Last Updated on April 17, 2017 by Dave Farquhar

A couple of days ago I ran across a Material Issue CD at a secondhand store. It was priced at $1, so I couldn’t pass that up. They were a band that was always on my list of CDs to buy, but never moved high enough on the list that I ever got around to it. And of course, in 1995 they just dropped off the radar entirely.

Like most bands I like, it seems, they have a sad story.Material Issue was a Chicago band whose major-label debut sold 300,000 copies, which wasn’t bad for an alternative band in 1990-91. Their songs ranged from power pop ballads to the just plain weird, and I remember hearing their songs “Valerie Loves Me” and “What Girls Want” on Les Aaron’s “New Music Sunday” radio show on 97.1 FM in St. Louis in the early 1990s. That stuff was just too weird to get much play on the right-hand side of the FM dial in those days, and for that matter, I don’t know that even Les Aaron played them every week.

Alternative music became the new big thing (and ceased being alternative, in a lot of ways) in 1992-93, due in large part to Nirvana bursting onto the scene. I remember every station with alternative sympathies in St. Louis and Columbia, Mo. having them in rotation after that, and critics always thought highly of their work, but for some reason their stuff just didn’t catch on.

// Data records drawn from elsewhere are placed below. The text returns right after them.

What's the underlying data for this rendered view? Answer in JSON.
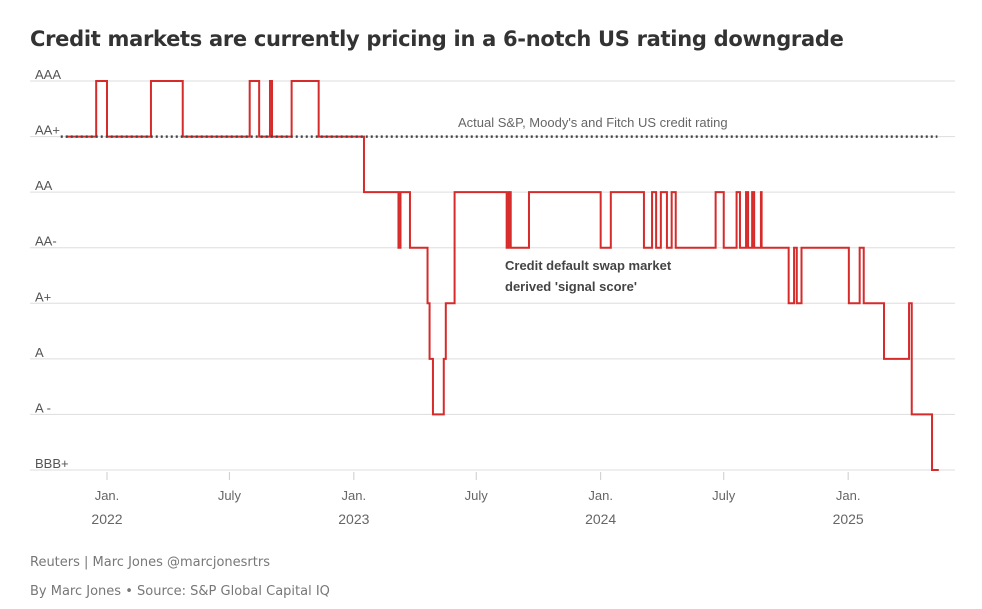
{
  "title": "Credit markets are currently pricing in a 6-notch US rating downgrade",
  "footer": {
    "credit": "Reuters | Marc Jones @marcjonesrtrs",
    "byline": "By Marc Jones • Source: S&P Global Capital IQ"
  },
  "colors": {
    "signal": "#d62b2b",
    "actual": "#444444",
    "grid": "#dddddd"
  },
  "chart_data": {
    "type": "line",
    "step": true,
    "title": "Credit markets are currently pricing in a 6-notch US rating downgrade",
    "xlabel": "",
    "ylabel": "",
    "y_categories": [
      "BBB+",
      "A -",
      "A",
      "A+",
      "AA-",
      "AA",
      "AA+",
      "AAA"
    ],
    "x_ticks": [
      {
        "date": "2022-01-01",
        "line1": "Jan.",
        "line2": "2022"
      },
      {
        "date": "2022-07-01",
        "line1": "July",
        "line2": ""
      },
      {
        "date": "2023-01-01",
        "line1": "Jan.",
        "line2": "2023"
      },
      {
        "date": "2023-07-01",
        "line1": "July",
        "line2": ""
      },
      {
        "date": "2024-01-01",
        "line1": "Jan.",
        "line2": "2024"
      },
      {
        "date": "2024-07-01",
        "line1": "July",
        "line2": ""
      },
      {
        "date": "2025-01-01",
        "line1": "Jan.",
        "line2": "2025"
      }
    ],
    "grid": true,
    "annotations": {
      "actual": "Actual S&P, Moody's and Fitch US credit rating",
      "signal": [
        "Credit default swap market",
        "derived 'signal score'"
      ]
    },
    "series": [
      {
        "name": "Actual S&P, Moody's and Fitch US credit rating",
        "style": "dotted",
        "points": [
          [
            "2021-11-01",
            "AA+"
          ],
          [
            "2025-05-10",
            "AA+"
          ]
        ]
      },
      {
        "name": "Credit default swap market derived 'signal score'",
        "style": "step",
        "points": [
          [
            "2021-11-01",
            "AA+"
          ],
          [
            "2021-12-16",
            "AAA"
          ],
          [
            "2022-01-01",
            "AA+"
          ],
          [
            "2022-03-07",
            "AAA"
          ],
          [
            "2022-04-23",
            "AA+"
          ],
          [
            "2022-07-31",
            "AAA"
          ],
          [
            "2022-08-14",
            "AA+"
          ],
          [
            "2022-08-30",
            "AAA"
          ],
          [
            "2022-09-02",
            "AA+"
          ],
          [
            "2022-10-01",
            "AAA"
          ],
          [
            "2022-11-10",
            "AA+"
          ],
          [
            "2023-01-16",
            "AA"
          ],
          [
            "2023-03-08",
            "AA-"
          ],
          [
            "2023-03-11",
            "AA"
          ],
          [
            "2023-03-25",
            "AA-"
          ],
          [
            "2023-04-20",
            "A+"
          ],
          [
            "2023-04-23",
            "A"
          ],
          [
            "2023-04-28",
            "A -"
          ],
          [
            "2023-05-14",
            "A"
          ],
          [
            "2023-05-17",
            "A+"
          ],
          [
            "2023-05-30",
            "AA"
          ],
          [
            "2023-08-15",
            "AA-"
          ],
          [
            "2023-08-18",
            "AA"
          ],
          [
            "2023-08-21",
            "AA-"
          ],
          [
            "2023-09-17",
            "AA"
          ],
          [
            "2024-01-01",
            "AA-"
          ],
          [
            "2024-01-16",
            "AA"
          ],
          [
            "2024-03-05",
            "AA-"
          ],
          [
            "2024-03-17",
            "AA"
          ],
          [
            "2024-03-23",
            "AA-"
          ],
          [
            "2024-03-30",
            "AA"
          ],
          [
            "2024-04-08",
            "AA-"
          ],
          [
            "2024-04-15",
            "AA"
          ],
          [
            "2024-04-21",
            "AA-"
          ],
          [
            "2024-06-19",
            "AA"
          ],
          [
            "2024-07-01",
            "AA-"
          ],
          [
            "2024-07-20",
            "AA"
          ],
          [
            "2024-07-25",
            "AA-"
          ],
          [
            "2024-08-03",
            "AA"
          ],
          [
            "2024-08-06",
            "AA-"
          ],
          [
            "2024-08-12",
            "AA"
          ],
          [
            "2024-08-15",
            "AA-"
          ],
          [
            "2024-08-25",
            "AA"
          ],
          [
            "2024-08-26",
            "AA-"
          ],
          [
            "2024-10-05",
            "A+"
          ],
          [
            "2024-10-13",
            "AA-"
          ],
          [
            "2024-10-17",
            "A+"
          ],
          [
            "2024-10-24",
            "AA-"
          ],
          [
            "2025-01-02",
            "A+"
          ],
          [
            "2025-01-18",
            "AA-"
          ],
          [
            "2025-01-24",
            "A+"
          ],
          [
            "2025-02-23",
            "A"
          ],
          [
            "2025-04-01",
            "A+"
          ],
          [
            "2025-04-05",
            "A -"
          ],
          [
            "2025-05-05",
            "BBB+"
          ],
          [
            "2025-05-15",
            "BBB+"
          ]
        ]
      }
    ]
  }
}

In 1995, their record label dropped them after their third record sold a mere 50,000 copies. (In 1975, Lou Reed proved that a recording of 60 minutes of guitar feedback could sell 100,000 copies.) A year later, their lead singer/guitarist Jim Ellison was dead, committing suicide about a month after his 32nd birthday.

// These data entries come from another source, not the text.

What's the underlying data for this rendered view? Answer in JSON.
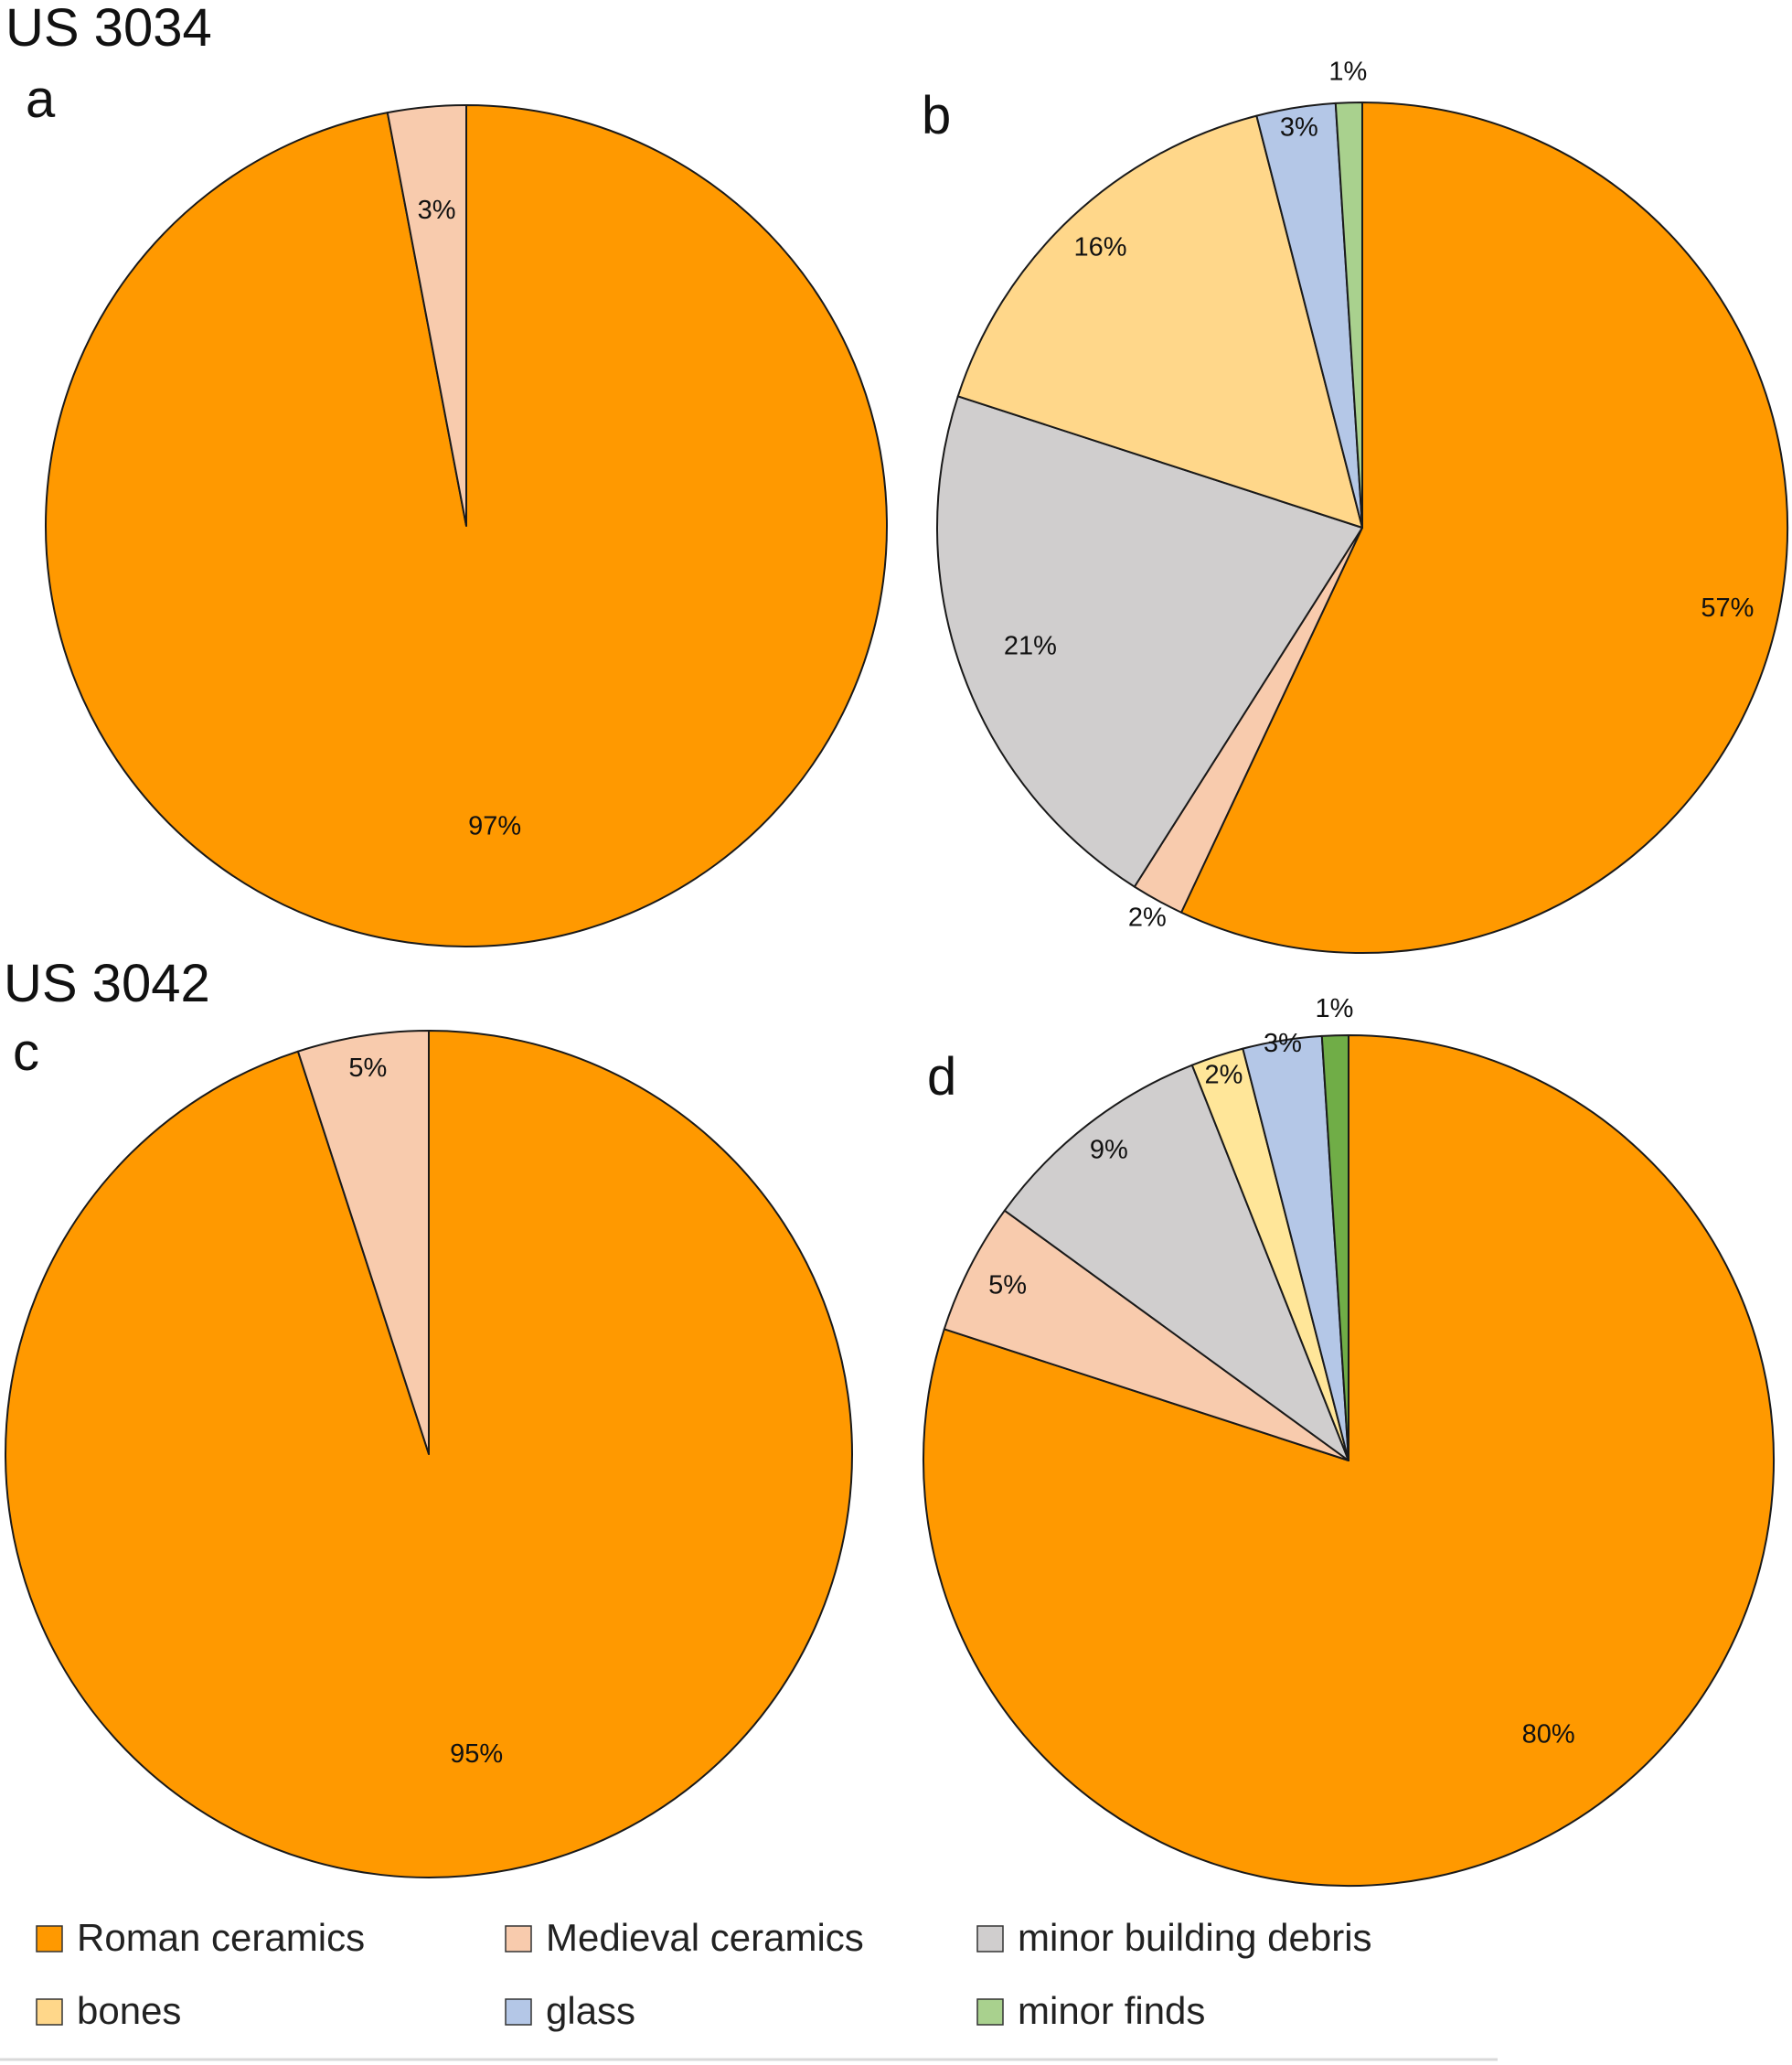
{
  "figure": {
    "section_labels": [
      "US 3034",
      "US 3042"
    ]
  },
  "legend": [
    {
      "label": "Roman ceramics",
      "color": "#FF9900"
    },
    {
      "label": "Medieval ceramics",
      "color": "#F8CBAD"
    },
    {
      "label": "minor building debris",
      "color": "#D0CECE"
    },
    {
      "label": "bones",
      "color": "#FFD78A"
    },
    {
      "label": "glass",
      "color": "#B4C7E7"
    },
    {
      "label": "minor finds",
      "color": "#A9D18E"
    }
  ],
  "chart_data": [
    {
      "type": "pie",
      "panel": "a",
      "section": "US 3034",
      "slices": [
        {
          "category": "Roman ceramics",
          "value": 97,
          "label": "97%",
          "color": "#FF9900"
        },
        {
          "category": "Medieval ceramics",
          "value": 3,
          "label": "3%",
          "color": "#F8CBAD"
        }
      ]
    },
    {
      "type": "pie",
      "panel": "b",
      "section": "US 3034",
      "slices": [
        {
          "category": "Roman ceramics",
          "value": 57,
          "label": "57%",
          "color": "#FF9900"
        },
        {
          "category": "Medieval ceramics",
          "value": 2,
          "label": "2%",
          "color": "#F8CBAD"
        },
        {
          "category": "minor building debris",
          "value": 21,
          "label": "21%",
          "color": "#D0CECE"
        },
        {
          "category": "bones",
          "value": 16,
          "label": "16%",
          "color": "#FFD78A"
        },
        {
          "category": "glass",
          "value": 3,
          "label": "3%",
          "color": "#B4C7E7"
        },
        {
          "category": "minor finds",
          "value": 1,
          "label": "1%",
          "color": "#A9D18E"
        }
      ]
    },
    {
      "type": "pie",
      "panel": "c",
      "section": "US 3042",
      "slices": [
        {
          "category": "Roman ceramics",
          "value": 95,
          "label": "95%",
          "color": "#FF9900"
        },
        {
          "category": "Medieval ceramics",
          "value": 5,
          "label": "5%",
          "color": "#F8CBAD"
        }
      ]
    },
    {
      "type": "pie",
      "panel": "d",
      "section": "US 3042",
      "slices": [
        {
          "category": "Roman ceramics",
          "value": 80,
          "label": "80%",
          "color": "#FF9900"
        },
        {
          "category": "Medieval ceramics",
          "value": 5,
          "label": "5%",
          "color": "#F8CBAD"
        },
        {
          "category": "minor building debris",
          "value": 9,
          "label": "9%",
          "color": "#D0CECE"
        },
        {
          "category": "bones",
          "value": 2,
          "label": "2%",
          "color": "#FFE699"
        },
        {
          "category": "glass",
          "value": 3,
          "label": "3%",
          "color": "#B4C7E7"
        },
        {
          "category": "minor finds",
          "value": 1,
          "label": "1%",
          "color": "#70AD47"
        }
      ]
    }
  ]
}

Ellison and Material Issue really could have been a Cars for the 1990s. Like Cars leader Ric Ocasek, Ellison penned quirky, disturbed lyrics, and he even had a slightly odd look, like Ocasek.

The song I really remember Material Issue for was “Kim the Waitress,” which was pretty much their last hurrah. And it wasn’t even their song, originally. I was vaguely aware that it was a cover, and I dug up the original, by a Seattle band called Green Pajamas, on Youtube. Material Issue’s version is faithful to the original, but still sounds like Material Issue. The original is a bit quirkier still, featuring a sitar, but Ellison sang it with a bit more urgency than the Green Pajamas did. To the Green Pajamas, Kim the Waitress comes off as a crush, whereas Material Issue sounds like they’re head over heels in love with a girl they barely know.

In the early 2000s, Stereo Fuse scored a minor hit covering Material Issue’s ballad “Everything.” Stereo Fuse electrified it (the original was largely acoustic), and in a way Stereo Fuse’s version ended up sounding more like Material Issue than Material Issue did, but Stereo Fuse didn’t capture Jim Ellison’s urgency in the lyrics.

It’s really too bad I didn’t pay more attention to them in the early 1990s. They were the kind of band that any shy, slightly neurotic guy would really relate to.

I guess Material Issue came in with too much emo too soon, and sounded a little too psychedelic too late. If they’d come around 20 years earlier or later than they did, they might have done better. Or, maybe Jim Ellison was just a shade too honest in his songwriting, and people were afraid of what others might think if they admitted to liking his stuff.